It seems ridesharing provider, Uber-X, has grown tired of constant legal battles with Australia’s state governments, and has sent its senior vice- president of policy and strategy, David Plouffe, to meet political and business leaders in Melbourne and Sydney to find a way pass the regulatory impasse that prohibits the company from operating legally throughout Australia. From The Australian:
…with the right regulatory settings Uber could help drive economic activity by creating jobs, break the monopoly of the taxi industry and relieve traffic on congested city roads…
“We believe in partnering with government”…
[Uber] has been trying to negotiate agreements that bring the company into compliance with existing laws…
Uber has been paying the cost of… fines on behalf of its drivers while it nuts out the specifics of new regulatory settings to formalise their employment…
A failure to come to an agreement with state governments over the legality of its UberX service could see the company leave Australian shores for good.
Uber-X is a classic case of a new technology challenging the status quo, causing resistance from the incumbent industry – i.e. taxi drivers and its regulator.
The world witnessed such dynamics when the invention of the personal motor car won the battle against the horse-and-cart and railway industries, which also lobbied governments to erect all kinds of barriers aimed at preventing their operation. And we are seeing such a battle play-out again with Uber.
Uber-X has become popular amongst both drivers and passengers for a number of reasons.
For drivers, Uber-X provides the opportunity to earn good incomes without paying exorbitant rents to monopoly taxi plate owners. Some of the benefits are also passed on to consumers, who enjoy typically lower fares than traditional taxis, and generally a better, cleaner, service.
Uber-X’s built-in feedback system is also a big bonus for customers, since it allows them to read reviews about their driver before they book, as well as provide feedback on their experience afterwards, which obviously incentivises drivers to provide good service. This system compare favourably to taxis, where there is no feedback mechanism and it is pot luck who your driver is.
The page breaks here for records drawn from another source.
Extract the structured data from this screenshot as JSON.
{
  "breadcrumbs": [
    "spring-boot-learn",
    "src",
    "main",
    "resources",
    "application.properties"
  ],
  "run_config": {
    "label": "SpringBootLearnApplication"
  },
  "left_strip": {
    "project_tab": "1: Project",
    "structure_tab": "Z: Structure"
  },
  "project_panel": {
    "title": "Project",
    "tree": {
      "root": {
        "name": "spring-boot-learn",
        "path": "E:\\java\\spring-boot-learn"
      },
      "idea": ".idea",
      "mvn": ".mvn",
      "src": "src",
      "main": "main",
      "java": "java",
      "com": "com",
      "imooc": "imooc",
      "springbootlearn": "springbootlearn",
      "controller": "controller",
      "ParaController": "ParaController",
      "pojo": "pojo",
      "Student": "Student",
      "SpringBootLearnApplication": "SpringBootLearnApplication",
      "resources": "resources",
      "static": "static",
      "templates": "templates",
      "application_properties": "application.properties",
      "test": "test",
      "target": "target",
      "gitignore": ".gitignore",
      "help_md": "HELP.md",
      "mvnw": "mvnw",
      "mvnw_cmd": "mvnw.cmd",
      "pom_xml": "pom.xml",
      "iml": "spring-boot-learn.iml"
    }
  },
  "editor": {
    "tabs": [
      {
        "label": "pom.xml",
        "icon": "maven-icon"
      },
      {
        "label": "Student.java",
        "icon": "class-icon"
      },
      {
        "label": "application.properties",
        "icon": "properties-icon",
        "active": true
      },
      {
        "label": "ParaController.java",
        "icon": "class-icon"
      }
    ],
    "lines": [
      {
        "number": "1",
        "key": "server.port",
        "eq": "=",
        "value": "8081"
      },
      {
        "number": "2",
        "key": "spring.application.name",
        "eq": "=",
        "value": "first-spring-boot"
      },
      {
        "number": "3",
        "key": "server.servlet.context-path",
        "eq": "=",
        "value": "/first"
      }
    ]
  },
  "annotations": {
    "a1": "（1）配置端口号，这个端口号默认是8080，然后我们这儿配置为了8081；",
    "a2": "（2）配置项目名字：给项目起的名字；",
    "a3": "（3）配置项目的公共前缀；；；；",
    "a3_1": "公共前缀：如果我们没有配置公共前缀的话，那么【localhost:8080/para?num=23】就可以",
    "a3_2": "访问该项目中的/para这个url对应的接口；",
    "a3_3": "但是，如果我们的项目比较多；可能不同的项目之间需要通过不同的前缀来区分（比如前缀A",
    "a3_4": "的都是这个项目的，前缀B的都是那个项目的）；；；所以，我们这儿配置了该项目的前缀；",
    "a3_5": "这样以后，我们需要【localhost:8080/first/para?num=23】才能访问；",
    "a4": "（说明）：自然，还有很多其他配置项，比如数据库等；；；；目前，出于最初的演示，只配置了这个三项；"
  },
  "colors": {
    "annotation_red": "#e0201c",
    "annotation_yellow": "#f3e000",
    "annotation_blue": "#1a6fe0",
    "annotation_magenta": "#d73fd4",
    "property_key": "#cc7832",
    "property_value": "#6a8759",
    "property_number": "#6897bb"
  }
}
Hopefully, Uber and the state governments can come to a sensible agreement about ride sharing’s place in the transport landscape.
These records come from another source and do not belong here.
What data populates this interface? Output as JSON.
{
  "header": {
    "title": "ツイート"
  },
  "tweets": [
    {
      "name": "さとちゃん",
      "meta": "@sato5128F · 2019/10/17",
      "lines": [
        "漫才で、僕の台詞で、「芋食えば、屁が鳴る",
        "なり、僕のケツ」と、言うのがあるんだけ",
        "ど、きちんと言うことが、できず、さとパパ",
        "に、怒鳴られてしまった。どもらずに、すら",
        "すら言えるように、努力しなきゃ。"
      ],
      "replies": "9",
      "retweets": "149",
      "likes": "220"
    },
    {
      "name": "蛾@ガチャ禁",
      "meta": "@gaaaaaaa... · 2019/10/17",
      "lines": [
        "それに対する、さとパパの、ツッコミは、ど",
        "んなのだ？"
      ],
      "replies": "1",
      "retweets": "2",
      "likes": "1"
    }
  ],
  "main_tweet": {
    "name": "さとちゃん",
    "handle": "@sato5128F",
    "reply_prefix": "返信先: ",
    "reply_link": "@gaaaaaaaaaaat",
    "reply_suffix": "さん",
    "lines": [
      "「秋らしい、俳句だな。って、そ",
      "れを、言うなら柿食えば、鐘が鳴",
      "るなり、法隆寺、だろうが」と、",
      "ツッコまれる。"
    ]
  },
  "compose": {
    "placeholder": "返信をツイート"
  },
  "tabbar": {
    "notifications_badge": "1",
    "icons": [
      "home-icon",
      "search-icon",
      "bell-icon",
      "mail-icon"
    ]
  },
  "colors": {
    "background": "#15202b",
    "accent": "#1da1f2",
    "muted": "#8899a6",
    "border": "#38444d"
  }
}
The net result from allowing Uber-X (and ridesharing services more generally) to operate should be more reliable and more affordable transport options for consumers, a more efficient utilisation of the transport fleet, and better pay for drivers currently caught in taxi licence holders’ monopolist net.
It would be a crying shame if Uber decided that it was all too hard, and packed-up and left Australia. While Australia’s rent-seeking taxi plate owners would love such an outcome, consumers, drivers, and the broader economy would be the obvious losers.
Taxi licence restrictions are a hangover from Australia’s protectionist past and have no justification in a modern economy. It is time to let the market for transport sort itself out, free from draconian government regulations.